Öncelikle işverenden başlayarak gelelim. Birincisi işe alacakları zaman önce sırtını sıvazlarlar. Senden çok memnun kalırlar. Ardından işini ne kadar iyi ve çok güzel yapsan da bu ilerleyen zaman içinde her zaman ya maaşlarımızı kesmeye ya da haklarımızı kısıtlamaya başlarlar.
İşçi ve emekçilerin kısır döngüsünü böyle yaratırlar. Bizleri piyon olarak görürler. Satranç oyunu gibi hamle yaparlar. İşçiyi işçiye kırdırıp nasıl da tereyağından kıl çeker gibi istediklerini alıyorlar…
İkinci konu olarak ise biz buna sebebiyet veren bir toplumuz. İşçi sınıfının bir kısmı bu düzensizliğe ve kendinden başkasını düşünmeye bilinçsizliğe ve de yolsuzluğa neden olur.
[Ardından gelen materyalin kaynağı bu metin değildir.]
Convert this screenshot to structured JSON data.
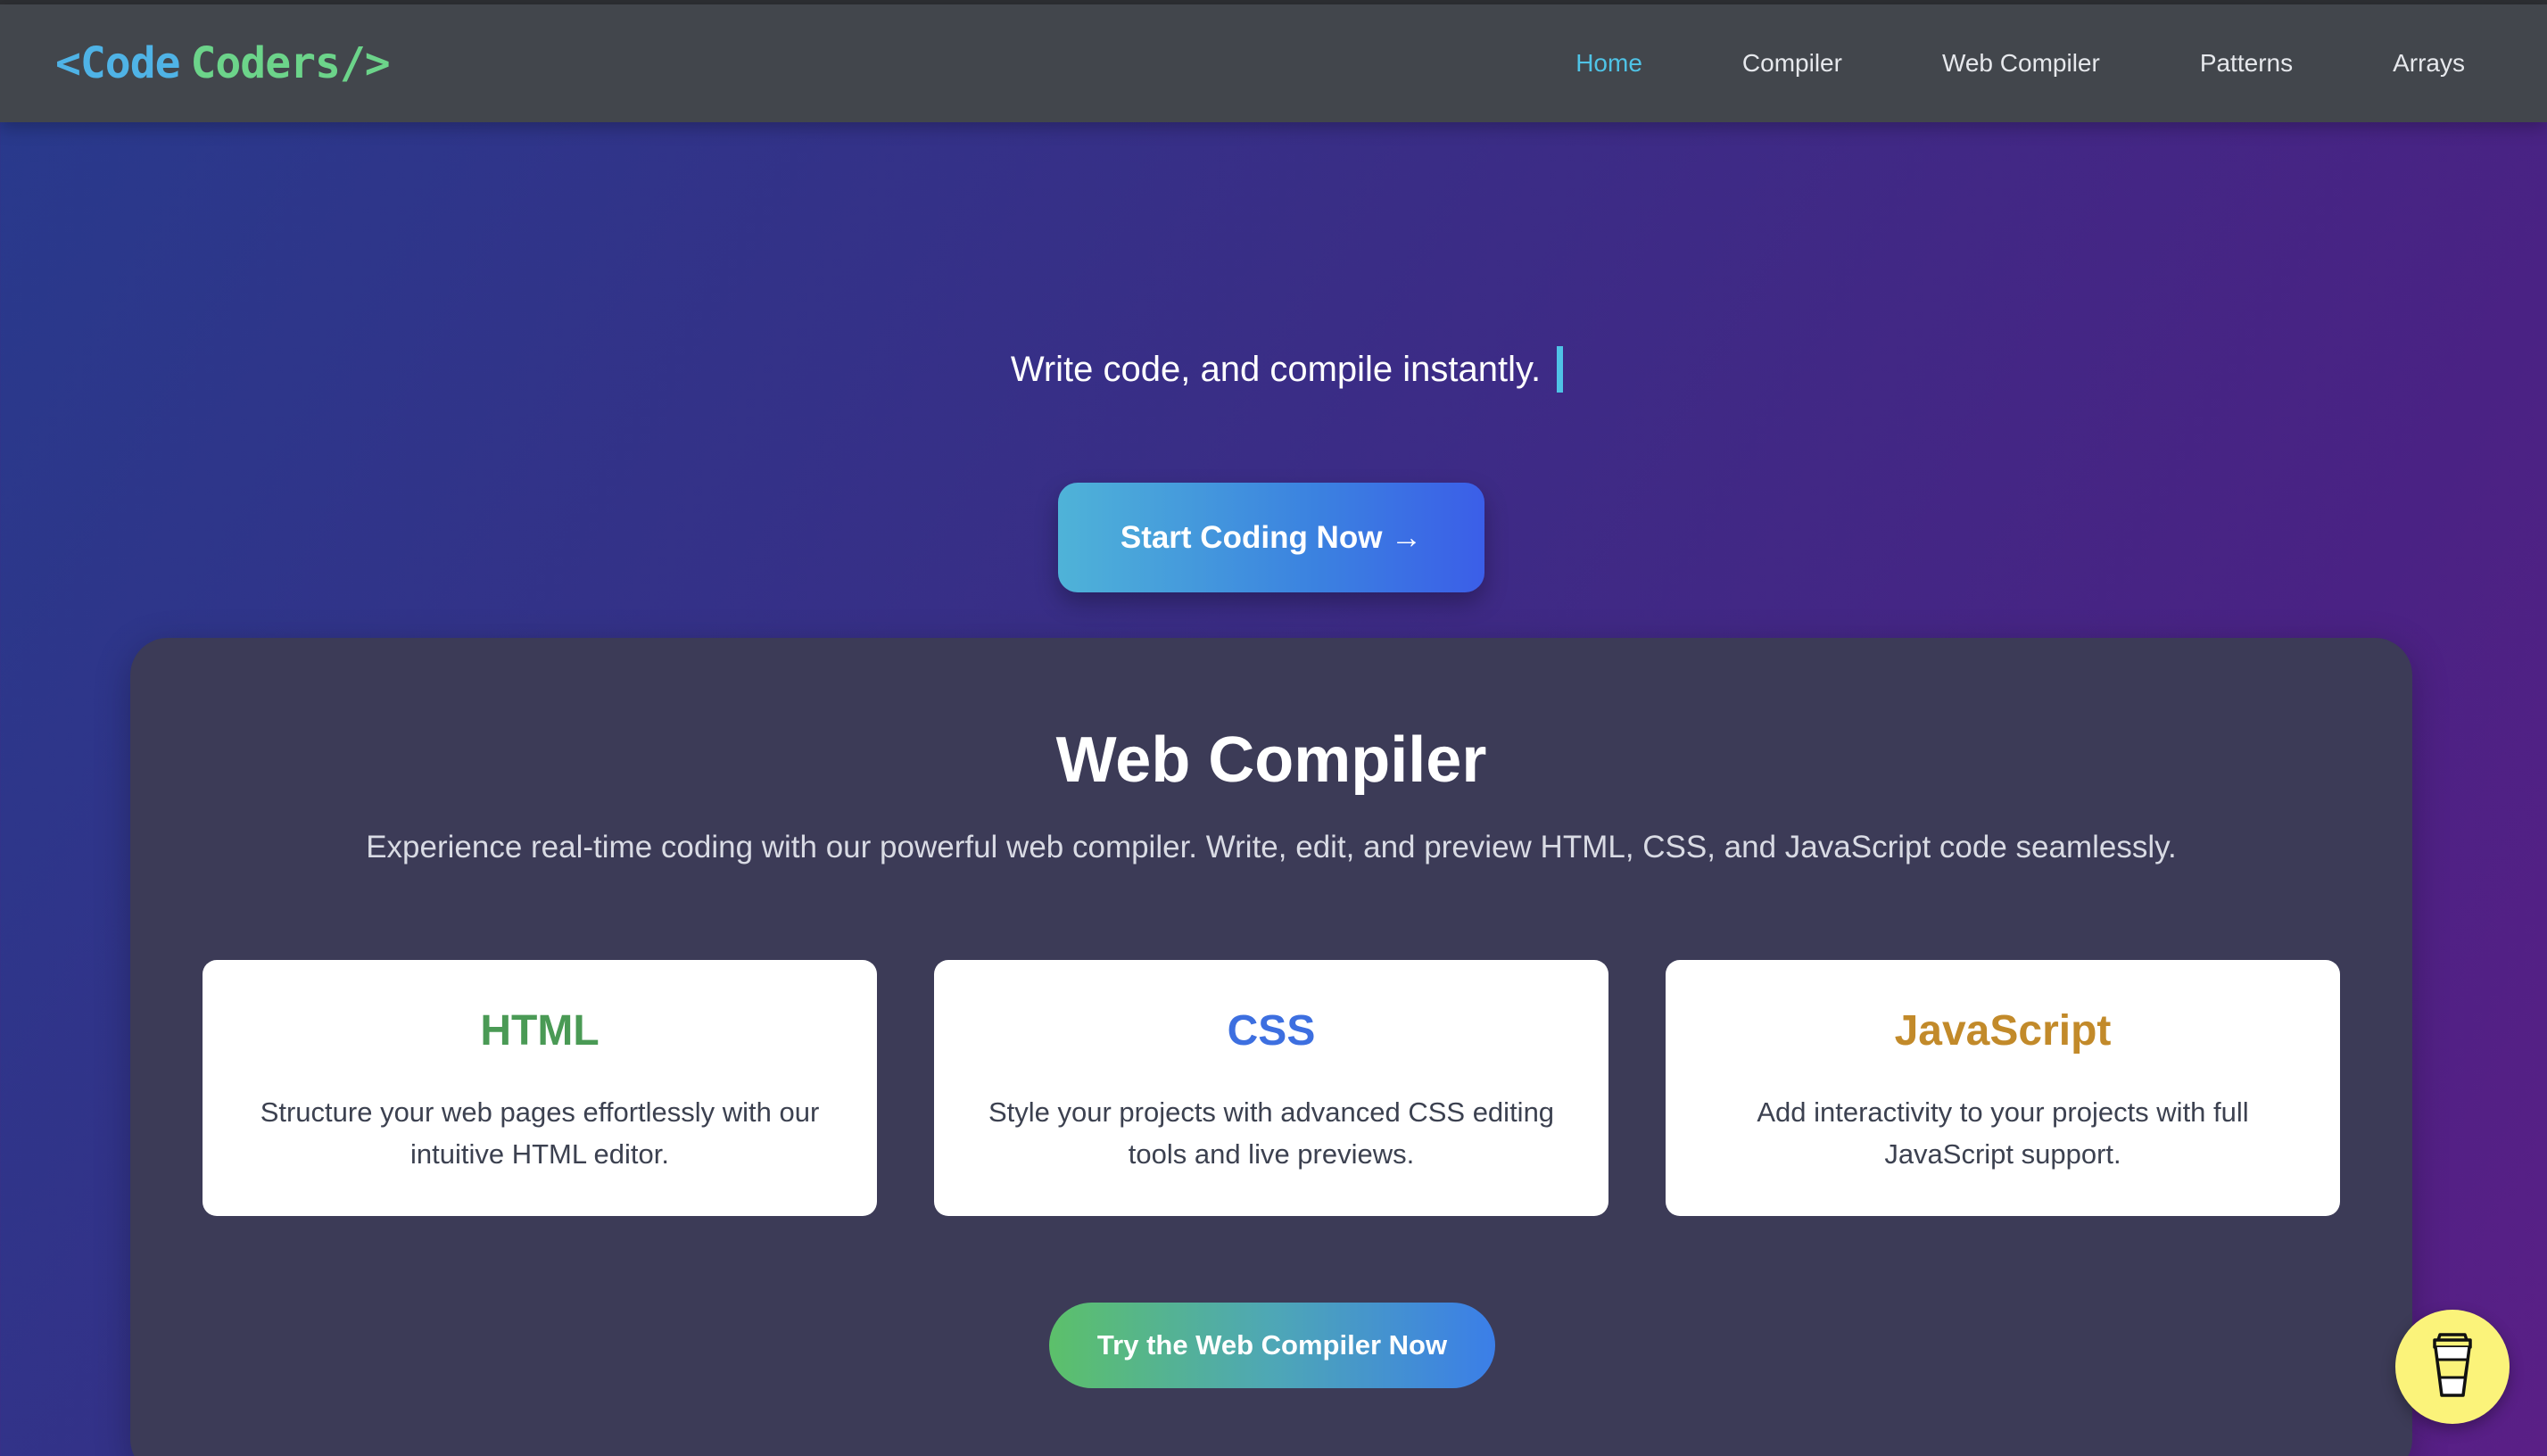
{
  "colors": {
    "accent": "#4fc3e6",
    "nav_bg": "#42464c",
    "panel_bg": "#3c3b57",
    "html_color": "#4a9a55",
    "css_color": "#3d6fe0",
    "js_color": "#c28a2a",
    "coffee_bg": "#fbf37a"
  },
  "logo": {
    "open": "<",
    "word1": "Code",
    "word2": "Coders",
    "close": "/>"
  },
  "nav": {
    "items": [
      {
        "label": "Home",
        "active": true
      },
      {
        "label": "Compiler",
        "active": false
      },
      {
        "label": "Web Compiler",
        "active": false
      },
      {
        "label": "Patterns",
        "active": false
      },
      {
        "label": "Arrays",
        "active": false
      }
    ]
  },
  "hero": {
    "tagline": "Write code, and compile instantly.",
    "cta_label": "Start Coding Now →"
  },
  "web_compiler": {
    "title": "Web Compiler",
    "subtitle": "Experience real-time coding with our powerful web compiler. Write, edit, and preview HTML, CSS, and JavaScript code seamlessly.",
    "cards": [
      {
        "title": "HTML",
        "description": "Structure your web pages effortlessly with our intuitive HTML editor."
      },
      {
        "title": "CSS",
        "description": "Style your projects with advanced CSS editing tools and live previews."
      },
      {
        "title": "JavaScript",
        "description": "Add interactivity to your projects with full JavaScript support."
      }
    ],
    "cta_label": "Try the Web Compiler Now"
  },
  "floating": {
    "icon": "coffee-cup-icon"
  }
}
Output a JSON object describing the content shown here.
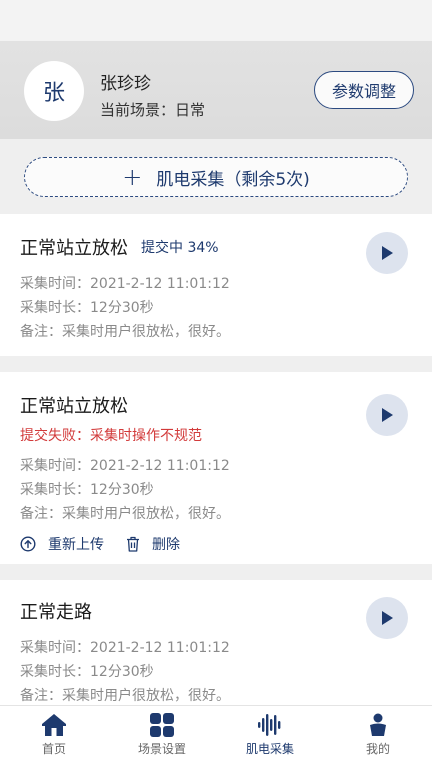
{
  "profile": {
    "avatar_char": "张",
    "name": "张珍珍",
    "scene_label": "当前场景：",
    "scene_value": "日常",
    "param_button": "参数调整"
  },
  "add_button": {
    "label": "肌电采集（剩余5次)"
  },
  "records": [
    {
      "title": "正常站立放松",
      "status": "提交中 34%",
      "time": "采集时间：2021-2-12 11:01:12",
      "duration": "采集时长：12分30秒",
      "note": "备注：采集时用户很放松，很好。"
    },
    {
      "title": "正常站立放松",
      "error": "提交失败：采集时操作不规范",
      "time": "采集时间：2021-2-12 11:01:12",
      "duration": "采集时长：12分30秒",
      "note": "备注：采集时用户很放松，很好。",
      "actions": {
        "reupload": "重新上传",
        "delete": "删除"
      }
    },
    {
      "title": "正常走路",
      "time": "采集时间：2021-2-12 11:01:12",
      "duration": "采集时长：12分30秒",
      "note": "备注：采集时用户很放松，很好。"
    }
  ],
  "nav": {
    "items": [
      {
        "label": "首页",
        "icon": "home-icon"
      },
      {
        "label": "场景设置",
        "icon": "grid-icon"
      },
      {
        "label": "肌电采集",
        "icon": "waveform-icon",
        "active": true
      },
      {
        "label": "我的",
        "icon": "person-icon"
      }
    ]
  },
  "colors": {
    "accent": "#1e3a6e",
    "error": "#d23a3a",
    "muted": "#8a8a8a"
  }
}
Sanki onlara hiçbir şey olmayacak gibi patronluk taslarlar. Çalışanın hakkını yesem de nasıl olsa ben daha fazla alırım diye hesap yaparlar.
Ama şunu bilmezler, yüz doğru bir yanlışı siler, yok eder. Hatasız kul olmaz, kula da kulluk edilmez. İşçi ve emekçilere şunu sormak isterim: Para mı insandan üstün yoksa insan mı paradan üstün?